Sensor selection for fine-grained behavior verification that respects privacy

A useful capability is that of classifying some agent's behavior using data from a sequence, or trace, of sensor measurements. The sensor selection problem involves choosing a subset of available sensors to ensure that, when generated, observation traces will contain enough information to determine whether the agent's activities match some pattern. In generalizing prior work, this paper studies a formulation in which multiple behavioral itineraries may be supplied, with sensors selected to distinguish between behaviors. This allows one to pose fine grained questions, e.g., to position the agent's activity on a spectrum. In addition, with multiple itineraries, one can also ask about choices of sensors where some behavior is always plausibly concealed by (or mistaken for, or conflated with) another. Using sensor ambiguity to limit the acquisition of knowledge is a strong privacy guarantee, and one which some earlier work has examined.
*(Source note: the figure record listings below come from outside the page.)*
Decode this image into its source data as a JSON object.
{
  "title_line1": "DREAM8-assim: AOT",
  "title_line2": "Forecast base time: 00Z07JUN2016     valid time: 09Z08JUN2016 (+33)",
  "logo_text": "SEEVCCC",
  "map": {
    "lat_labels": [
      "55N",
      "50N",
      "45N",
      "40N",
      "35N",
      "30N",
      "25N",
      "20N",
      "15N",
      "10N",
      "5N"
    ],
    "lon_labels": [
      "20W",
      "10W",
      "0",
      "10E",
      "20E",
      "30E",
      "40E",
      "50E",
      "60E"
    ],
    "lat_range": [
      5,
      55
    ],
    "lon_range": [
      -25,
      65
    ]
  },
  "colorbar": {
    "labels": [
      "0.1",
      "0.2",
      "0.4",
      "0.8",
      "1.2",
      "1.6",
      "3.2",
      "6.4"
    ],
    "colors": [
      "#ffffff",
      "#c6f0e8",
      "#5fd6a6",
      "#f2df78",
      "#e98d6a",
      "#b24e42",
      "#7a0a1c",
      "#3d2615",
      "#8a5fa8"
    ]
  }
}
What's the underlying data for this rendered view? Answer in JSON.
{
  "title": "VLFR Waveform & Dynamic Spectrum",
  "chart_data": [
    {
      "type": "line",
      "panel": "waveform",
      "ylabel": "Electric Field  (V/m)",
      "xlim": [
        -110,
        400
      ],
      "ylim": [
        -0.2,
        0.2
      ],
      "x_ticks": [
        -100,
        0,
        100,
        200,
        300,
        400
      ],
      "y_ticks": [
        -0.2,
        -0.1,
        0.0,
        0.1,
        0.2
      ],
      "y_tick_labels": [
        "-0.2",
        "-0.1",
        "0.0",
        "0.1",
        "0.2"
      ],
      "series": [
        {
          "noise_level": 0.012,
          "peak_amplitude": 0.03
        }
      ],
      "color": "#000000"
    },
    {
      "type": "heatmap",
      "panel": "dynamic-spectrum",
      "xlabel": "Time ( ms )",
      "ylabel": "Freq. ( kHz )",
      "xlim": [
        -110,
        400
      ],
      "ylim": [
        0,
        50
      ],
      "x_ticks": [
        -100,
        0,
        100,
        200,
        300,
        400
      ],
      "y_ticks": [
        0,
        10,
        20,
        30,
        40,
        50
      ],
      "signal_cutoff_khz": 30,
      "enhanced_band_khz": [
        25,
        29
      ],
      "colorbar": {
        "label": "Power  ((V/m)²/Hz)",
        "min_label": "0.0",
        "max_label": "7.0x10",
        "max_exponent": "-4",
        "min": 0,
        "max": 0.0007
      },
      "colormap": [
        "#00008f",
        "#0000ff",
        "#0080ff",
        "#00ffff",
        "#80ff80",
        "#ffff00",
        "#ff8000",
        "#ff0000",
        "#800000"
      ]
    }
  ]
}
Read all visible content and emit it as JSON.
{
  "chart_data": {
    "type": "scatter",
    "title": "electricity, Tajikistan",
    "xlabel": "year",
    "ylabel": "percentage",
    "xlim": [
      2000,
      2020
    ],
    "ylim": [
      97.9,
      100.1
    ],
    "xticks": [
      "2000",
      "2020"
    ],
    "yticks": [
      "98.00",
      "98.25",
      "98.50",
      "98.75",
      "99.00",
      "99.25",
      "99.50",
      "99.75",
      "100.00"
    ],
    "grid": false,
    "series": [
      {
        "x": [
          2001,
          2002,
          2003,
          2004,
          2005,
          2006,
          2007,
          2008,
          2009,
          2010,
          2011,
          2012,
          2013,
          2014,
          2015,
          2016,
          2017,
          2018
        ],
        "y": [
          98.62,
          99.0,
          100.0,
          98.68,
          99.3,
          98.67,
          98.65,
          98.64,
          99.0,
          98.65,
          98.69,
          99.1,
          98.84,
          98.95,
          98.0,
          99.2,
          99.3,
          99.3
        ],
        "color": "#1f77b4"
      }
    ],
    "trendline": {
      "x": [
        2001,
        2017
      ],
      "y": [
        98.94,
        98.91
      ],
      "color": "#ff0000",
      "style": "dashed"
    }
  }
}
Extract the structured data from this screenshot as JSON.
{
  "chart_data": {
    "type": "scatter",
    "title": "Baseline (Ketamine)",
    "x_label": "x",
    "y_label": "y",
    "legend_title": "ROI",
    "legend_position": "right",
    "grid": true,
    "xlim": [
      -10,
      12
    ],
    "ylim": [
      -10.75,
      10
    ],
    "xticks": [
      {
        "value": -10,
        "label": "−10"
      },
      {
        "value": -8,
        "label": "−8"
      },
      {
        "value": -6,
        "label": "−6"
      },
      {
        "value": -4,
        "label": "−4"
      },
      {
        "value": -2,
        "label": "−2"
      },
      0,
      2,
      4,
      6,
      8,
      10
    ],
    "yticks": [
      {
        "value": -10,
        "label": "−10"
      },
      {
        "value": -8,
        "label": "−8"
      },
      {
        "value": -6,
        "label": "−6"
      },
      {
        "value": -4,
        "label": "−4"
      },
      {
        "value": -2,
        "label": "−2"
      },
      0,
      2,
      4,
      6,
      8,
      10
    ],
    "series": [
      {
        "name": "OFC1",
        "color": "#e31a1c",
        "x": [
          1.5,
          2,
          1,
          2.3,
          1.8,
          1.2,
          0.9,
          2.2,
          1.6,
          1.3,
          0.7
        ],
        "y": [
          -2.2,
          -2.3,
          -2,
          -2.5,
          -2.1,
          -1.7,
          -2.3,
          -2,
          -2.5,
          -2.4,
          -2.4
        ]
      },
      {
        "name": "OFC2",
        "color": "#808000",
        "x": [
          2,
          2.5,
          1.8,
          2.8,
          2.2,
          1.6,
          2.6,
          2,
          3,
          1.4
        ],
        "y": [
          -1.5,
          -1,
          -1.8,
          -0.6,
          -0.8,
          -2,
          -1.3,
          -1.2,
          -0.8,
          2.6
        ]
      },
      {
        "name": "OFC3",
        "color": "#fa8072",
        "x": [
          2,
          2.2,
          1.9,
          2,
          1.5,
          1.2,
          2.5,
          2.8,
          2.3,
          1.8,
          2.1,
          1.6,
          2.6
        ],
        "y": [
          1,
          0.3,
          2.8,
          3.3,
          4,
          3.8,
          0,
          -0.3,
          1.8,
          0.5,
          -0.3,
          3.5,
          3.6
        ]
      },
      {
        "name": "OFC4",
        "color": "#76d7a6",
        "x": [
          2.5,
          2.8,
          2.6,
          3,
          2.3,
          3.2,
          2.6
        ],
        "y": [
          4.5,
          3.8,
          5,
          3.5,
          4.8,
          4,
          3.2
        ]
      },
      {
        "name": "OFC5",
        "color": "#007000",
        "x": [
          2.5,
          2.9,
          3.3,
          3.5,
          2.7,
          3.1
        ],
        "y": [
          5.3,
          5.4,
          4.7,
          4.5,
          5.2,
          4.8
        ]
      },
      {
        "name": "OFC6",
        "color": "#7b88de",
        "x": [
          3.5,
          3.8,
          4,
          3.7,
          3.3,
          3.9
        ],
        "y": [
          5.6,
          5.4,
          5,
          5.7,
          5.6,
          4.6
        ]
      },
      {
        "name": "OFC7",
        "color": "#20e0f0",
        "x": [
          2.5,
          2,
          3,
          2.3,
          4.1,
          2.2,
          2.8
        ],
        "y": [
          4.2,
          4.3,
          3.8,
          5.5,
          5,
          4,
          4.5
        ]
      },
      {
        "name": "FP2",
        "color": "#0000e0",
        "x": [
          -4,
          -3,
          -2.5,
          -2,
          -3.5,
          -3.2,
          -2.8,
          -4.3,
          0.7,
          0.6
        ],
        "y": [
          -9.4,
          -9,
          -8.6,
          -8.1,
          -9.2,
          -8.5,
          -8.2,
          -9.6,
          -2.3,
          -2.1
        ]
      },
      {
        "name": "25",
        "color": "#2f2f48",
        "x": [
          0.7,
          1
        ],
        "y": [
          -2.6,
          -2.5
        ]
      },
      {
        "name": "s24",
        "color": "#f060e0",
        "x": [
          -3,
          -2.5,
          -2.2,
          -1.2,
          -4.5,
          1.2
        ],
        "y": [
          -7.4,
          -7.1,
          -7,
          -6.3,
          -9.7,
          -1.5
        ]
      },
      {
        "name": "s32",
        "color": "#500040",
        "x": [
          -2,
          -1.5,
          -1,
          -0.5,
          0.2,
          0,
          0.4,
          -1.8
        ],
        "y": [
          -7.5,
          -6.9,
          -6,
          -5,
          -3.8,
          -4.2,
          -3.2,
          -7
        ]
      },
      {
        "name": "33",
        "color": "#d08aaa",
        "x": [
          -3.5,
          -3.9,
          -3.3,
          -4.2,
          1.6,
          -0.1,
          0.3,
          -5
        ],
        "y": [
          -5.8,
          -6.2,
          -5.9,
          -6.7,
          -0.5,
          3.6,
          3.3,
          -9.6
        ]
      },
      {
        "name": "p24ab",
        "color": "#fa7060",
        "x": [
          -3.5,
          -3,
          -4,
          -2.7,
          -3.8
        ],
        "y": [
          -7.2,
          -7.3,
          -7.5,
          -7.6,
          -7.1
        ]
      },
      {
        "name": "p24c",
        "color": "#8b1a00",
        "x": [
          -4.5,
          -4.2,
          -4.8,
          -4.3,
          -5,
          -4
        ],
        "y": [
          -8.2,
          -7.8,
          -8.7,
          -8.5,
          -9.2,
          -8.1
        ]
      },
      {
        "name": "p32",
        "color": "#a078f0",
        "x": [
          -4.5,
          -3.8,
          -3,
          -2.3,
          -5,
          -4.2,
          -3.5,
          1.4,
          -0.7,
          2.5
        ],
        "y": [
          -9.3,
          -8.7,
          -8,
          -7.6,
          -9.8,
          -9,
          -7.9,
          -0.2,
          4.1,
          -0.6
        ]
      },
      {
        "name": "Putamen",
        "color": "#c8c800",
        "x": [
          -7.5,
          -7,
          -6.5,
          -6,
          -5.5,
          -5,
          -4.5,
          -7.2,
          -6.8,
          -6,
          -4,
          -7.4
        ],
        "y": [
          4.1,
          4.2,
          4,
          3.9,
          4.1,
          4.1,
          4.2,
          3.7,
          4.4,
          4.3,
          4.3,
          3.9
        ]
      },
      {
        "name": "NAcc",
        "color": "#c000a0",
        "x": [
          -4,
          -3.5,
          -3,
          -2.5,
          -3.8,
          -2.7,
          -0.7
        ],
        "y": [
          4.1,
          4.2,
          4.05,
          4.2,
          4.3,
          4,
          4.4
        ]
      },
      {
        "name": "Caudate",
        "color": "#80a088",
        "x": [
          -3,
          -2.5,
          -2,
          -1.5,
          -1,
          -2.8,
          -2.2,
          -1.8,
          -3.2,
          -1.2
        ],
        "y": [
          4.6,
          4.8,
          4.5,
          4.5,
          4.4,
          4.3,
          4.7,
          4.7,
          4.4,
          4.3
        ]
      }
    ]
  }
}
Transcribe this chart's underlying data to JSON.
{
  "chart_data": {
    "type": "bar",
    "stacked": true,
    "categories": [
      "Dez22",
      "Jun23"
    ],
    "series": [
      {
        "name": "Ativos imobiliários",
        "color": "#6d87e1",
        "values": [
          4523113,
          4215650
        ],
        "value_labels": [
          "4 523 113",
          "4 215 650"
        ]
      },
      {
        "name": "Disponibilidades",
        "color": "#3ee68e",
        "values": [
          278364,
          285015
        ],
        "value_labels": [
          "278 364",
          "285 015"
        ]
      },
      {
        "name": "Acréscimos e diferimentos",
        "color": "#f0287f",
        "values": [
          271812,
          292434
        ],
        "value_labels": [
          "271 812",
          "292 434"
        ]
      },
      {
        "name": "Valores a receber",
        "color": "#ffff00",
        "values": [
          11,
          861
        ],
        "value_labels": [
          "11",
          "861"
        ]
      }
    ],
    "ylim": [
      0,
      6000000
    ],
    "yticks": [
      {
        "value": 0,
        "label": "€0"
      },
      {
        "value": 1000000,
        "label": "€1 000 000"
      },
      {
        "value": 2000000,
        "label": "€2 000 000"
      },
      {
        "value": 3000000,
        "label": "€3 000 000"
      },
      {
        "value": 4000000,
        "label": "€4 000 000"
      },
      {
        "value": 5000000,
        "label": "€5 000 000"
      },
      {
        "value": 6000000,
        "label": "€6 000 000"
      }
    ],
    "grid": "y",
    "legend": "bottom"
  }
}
By concretely formulating privacy requirements for sensor selection, this paper connects both lines of work: privacy -- where there is a bound from above, and behavior verification -- where sensors are bounded from below. We examine the worst case computational complexity that results from both types of bounds, proving that upper bounds are more challenging under standard computational complexity assumptions. The problem is intractable in general, but we give a novel approach to solving this problem that can exploit interrelationships between constraints, and we see opportunities for a few optimizations. Case studies are presented to demonstrate the usefulness and scalability of our proposed solution, and to assess the impact of the optimizations.